A 1990s American spaghetti
It was a mid-90s HBO movie, so could go for violence and the occasional bared breast and so on. It wasn’t very good, in all honesty, though is just about watchable. The hero, or central character anyway, Canaan, was blinded in the war (we see flashbacks of the horrors of conflict; he somehow landed in a mass grave and had lime tipped over him) yet can now shoot with unerring accuracy. At one point he hears a scorpion crawling near a man and shoots it to stop the critter stinging the fellow. A likely story. Canaan is played by Armand Assante, who was, in fact, one of the better things about the more recent Western The Man Who Came Back, in which he was the bad guy. He was apparently Belizaire the Cajun in 1986, though that is not a movie I know. Not a Western, you see. Now he is a blind bounty hunter, dressed all in black. There’s more than a hint of Jonah Hex about his character.
It’s a ‘treed town’ plot. A few soldiers under the command of a tough sergeant (Adam Baldwin, no relation to the Baldwin acting clan) are holed up, defending a shipment of silver, and a ruthless bandit chief (Robert Davi, from Licence to Kill) is going to take the town to get it. Obviously there’s a glam woman for the hero to canoodle with (Elizabeth Shue) and less obviously there’s a scurrilous priest (Ian McElhinney) who is in cahoots with the bandido. And there’s a crazy Indian shaman (Jimmy Herman, who was Stone Calf in Dances With Wolves and a particularly convincing older Geronimo in TNT's 1993 Geronimo) who shows his opinion of the Christian priest by leaving a dead dog on the church steps, etc.

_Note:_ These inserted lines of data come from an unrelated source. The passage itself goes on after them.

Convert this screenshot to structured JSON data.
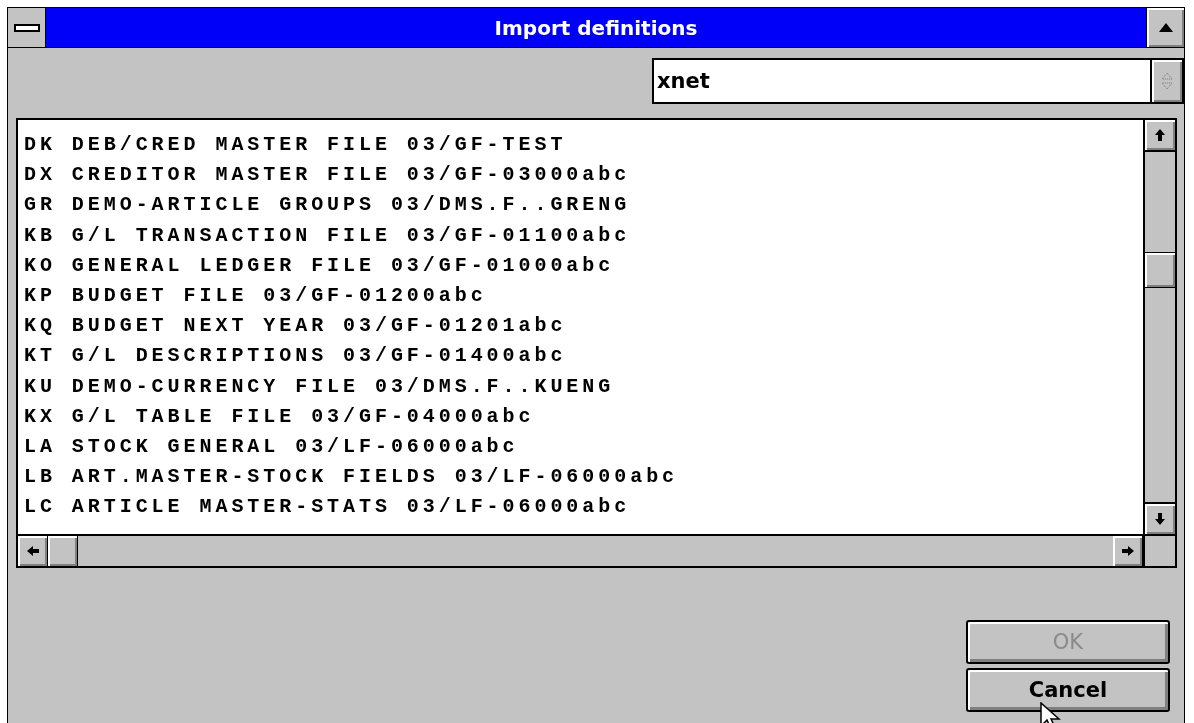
{
  "window": {
    "title": "Import definitions"
  },
  "source_combo": {
    "value": "xnet"
  },
  "definitions": [
    {
      "text": "DK DEB/CRED MASTER FILE 03/GF-TEST",
      "selected": false
    },
    {
      "text": "DX CREDITOR MASTER FILE 03/GF-03000abc",
      "selected": false
    },
    {
      "text": "GR DEMO-ARTICLE GROUPS 03/DMS.F..GRENG",
      "selected": false
    },
    {
      "text": "KB G/L TRANSACTION FILE 03/GF-01100abc",
      "selected": false
    },
    {
      "text": "KO GENERAL LEDGER FILE 03/GF-01000abc",
      "selected": false
    },
    {
      "text": "KP BUDGET FILE 03/GF-01200abc",
      "selected": false
    },
    {
      "text": "KQ BUDGET NEXT YEAR 03/GF-01201abc",
      "selected": false
    },
    {
      "text": "KT G/L DESCRIPTIONS 03/GF-01400abc",
      "selected": false
    },
    {
      "text": "KU DEMO-CURRENCY FILE 03/DMS.F..KUENG",
      "selected": false
    },
    {
      "text": "KX G/L TABLE FILE 03/GF-04000abc",
      "selected": false
    },
    {
      "text": "LA STOCK GENERAL 03/LF-06000abc",
      "selected": false
    },
    {
      "text": "LB ART.MASTER-STOCK FIELDS 03/LF-06000abc",
      "selected": false
    },
    {
      "text": "LC ARTICLE MASTER-STATS 03/LF-06000abc",
      "selected": false
    }
  ],
  "buttons": [
    {
      "label": "OK",
      "disabled": true
    },
    {
      "label": "Cancel",
      "disabled": false
    }
  ]
}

For some reason Canaan has a baby with him, that he has sworn to take to a town no one has ever heard of and may be mythical. Or something.
Canaan agrees, somewhat reluctantly, to help the soldiers, in return for a tenth of the ton of silver.
There is much shooting, a good deal of torture (Canaan is crucified at one point), and the man in black escapes from a burning ring of fire in a way that would have pleased Johnny Cash. There’s a climactic showdown involving much use of dynamite, hidden in a coffin, spaghetti-style.
It was shot in various parts of Arizona. The director was Richard Spence, from Yorkshire England, his only Western. The screenplay was by Daniel Knauf, a producer.
It’s pulp fiction, a modern spaghetti western, I’d say, though with better acting, script, sound and staging than those dire rip-offs of yore.